A hat, a small backpack, enough money to keep in contact and to buy a bed most nights. For my body, it's at least as good a cure as all the expensive testing they propose for it. Even buying prepared food and staying in motels with hot water and battery-charging electricity should cost a lot less than to transport all my stuff. (I never did understand the sense of driving a Winnebago when the cost to own it so far exceeds the cost to stay at the finest hotels).

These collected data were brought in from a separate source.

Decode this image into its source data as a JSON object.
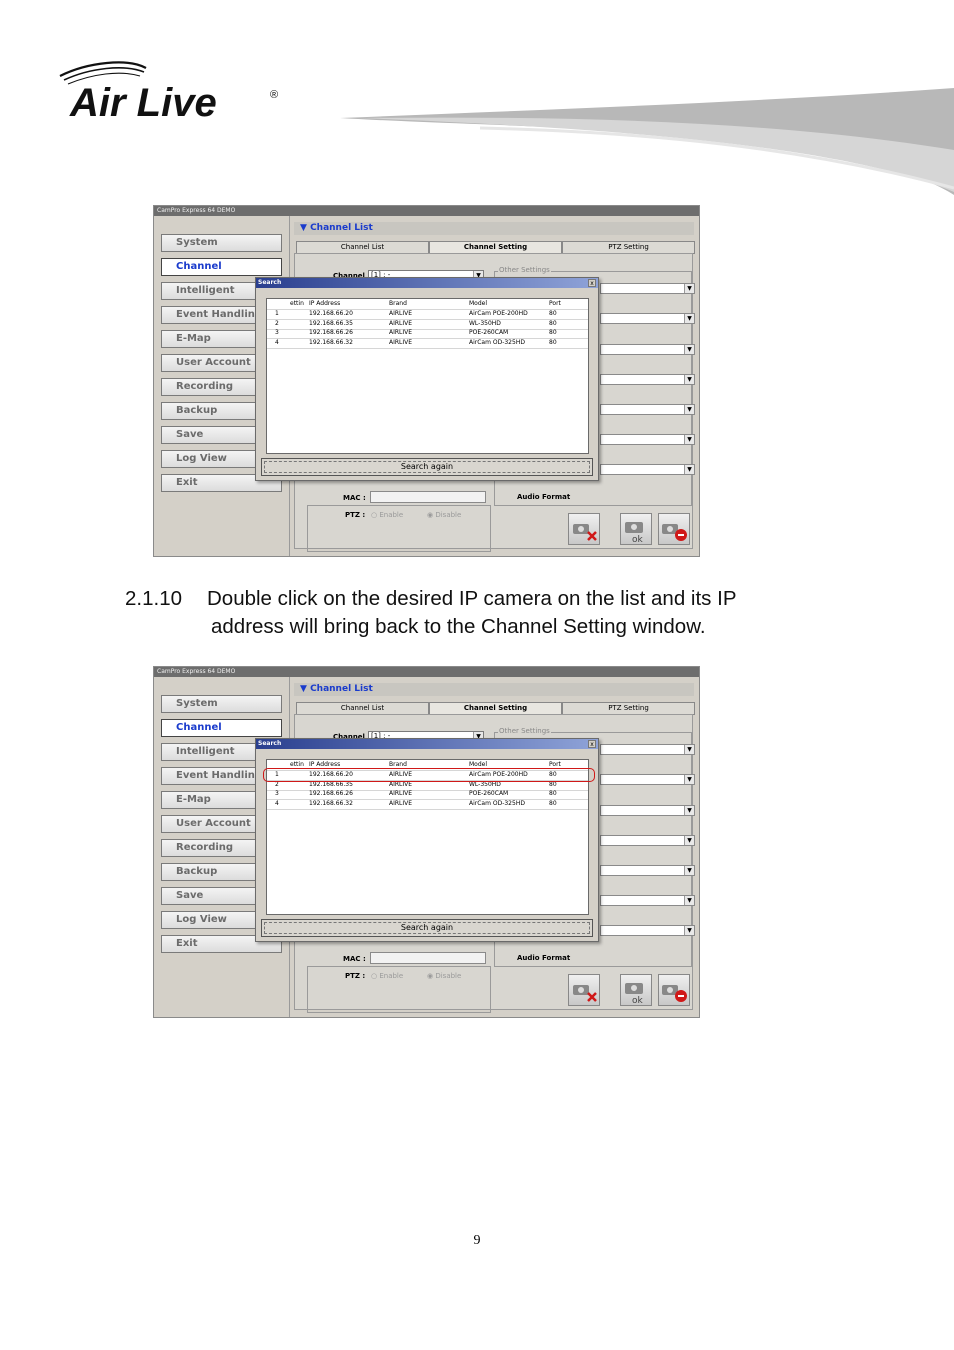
{
  "brand": {
    "logo_text": "Air Live",
    "registered": "®"
  },
  "screenshots": [
    {
      "window_title": "CamPro Express 64 DEMO",
      "nav": [
        "System",
        "Channel",
        "Intelligent",
        "Event Handling",
        "E-Map",
        "User Account",
        "Recording",
        "Backup",
        "Save",
        "Log View",
        "Exit"
      ],
      "active_nav": "Channel",
      "section_title": "Channel List",
      "tabs": [
        "Channel List",
        "Channel Setting",
        "PTZ Setting"
      ],
      "channel_label": "Channel",
      "channel_value": "[1] : -",
      "other_settings": "Other Settings",
      "mac_label": "MAC :",
      "ptz_label": "PTZ :",
      "ptz_enable": "Enable",
      "ptz_disable": "Disable",
      "audio_format": "Audio Format",
      "dialog": {
        "title": "Search",
        "close": "x",
        "headers": [
          "ettin",
          "IP Address",
          "Brand",
          "Model",
          "Port"
        ],
        "rows": [
          [
            "1",
            "192.168.66.20",
            "AIRLIVE",
            "AirCam POE-200HD",
            "80"
          ],
          [
            "2",
            "192.168.66.35",
            "AIRLIVE",
            "WL-350HD",
            "80"
          ],
          [
            "3",
            "192.168.66.26",
            "AIRLIVE",
            "POE-260CAM",
            "80"
          ],
          [
            "4",
            "192.168.66.32",
            "AIRLIVE",
            "AirCam OD-325HD",
            "80"
          ]
        ],
        "search_again": "Search again"
      }
    },
    {
      "window_title": "CamPro Express 64 DEMO",
      "nav": [
        "System",
        "Channel",
        "Intelligent",
        "Event Handling",
        "E-Map",
        "User Account",
        "Recording",
        "Backup",
        "Save",
        "Log View",
        "Exit"
      ],
      "active_nav": "Channel",
      "section_title": "Channel List",
      "tabs": [
        "Channel List",
        "Channel Setting",
        "PTZ Setting"
      ],
      "channel_label": "Channel",
      "channel_value": "[1] : -",
      "other_settings": "Other Settings",
      "mac_label": "MAC :",
      "ptz_label": "PTZ :",
      "ptz_enable": "Enable",
      "ptz_disable": "Disable",
      "audio_format": "Audio Format",
      "dialog": {
        "title": "Search",
        "close": "x",
        "headers": [
          "ettin",
          "IP Address",
          "Brand",
          "Model",
          "Port"
        ],
        "rows": [
          [
            "1",
            "192.168.66.20",
            "AIRLIVE",
            "AirCam POE-200HD",
            "80"
          ],
          [
            "2",
            "192.168.66.35",
            "AIRLIVE",
            "WL-350HD",
            "80"
          ],
          [
            "3",
            "192.168.66.26",
            "AIRLIVE",
            "POE-260CAM",
            "80"
          ],
          [
            "4",
            "192.168.66.32",
            "AIRLIVE",
            "AirCam OD-325HD",
            "80"
          ]
        ],
        "search_again": "Search again"
      },
      "highlighted_row": 1
    }
  ],
  "step": {
    "number": "2.1.10",
    "line1": "Double click on the desired IP camera on the list and its IP",
    "line2": "address will bring back to the Channel Setting window."
  },
  "page_number": "9"
}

Sure, flying would be the cheapest way, but I'm back to that employability thing again. I've recently discovered that nobody talks to anybody on airplanes anymore. I guess we're all afraid of one another, maybe checking each other out to see if someone's harboring a bomb or something. I figure, walking I would have a much better chance of learning stuff than by flying.

Sure, I did this once already on a motorcycle, after trying it on a bicycle (which was just nuts with all the truck traffic and hooting from cars. You make too good a target on two wheels). It wasn't the fault of the conveyance that I didn't make a whole lot of human contact from my motorcycle. It was my own damned hermetic predilection. It became more of a silent geography tour, indulging my almost incredible rapture with aloneness. It was like sailing alone in a squall. My very favorite pastime. So, I figure, walking, I'll have a better chance to be taken out of myself.

I think I have just enough money to make it West while still meeting all of my obligations. Plus, it would make a really good gimmick to get people to be interested in what I write about.

Someone will surely die along my way. It might be me, or I might have to take a few plane rides, but these can be fitted into the budget. It's not like I'll be heading out into the wild, though friends and family will likely call me crazy. I've been called that and worse before, and I've earned it! I might as well do what I'm good at.

Well, it's an idea. We'll see how close I come to pulling it off. Meanwhile, I have a script to prepare for reading at an Earth Spirit "conference" I plan to attend. I'll post it up here in case you're interested.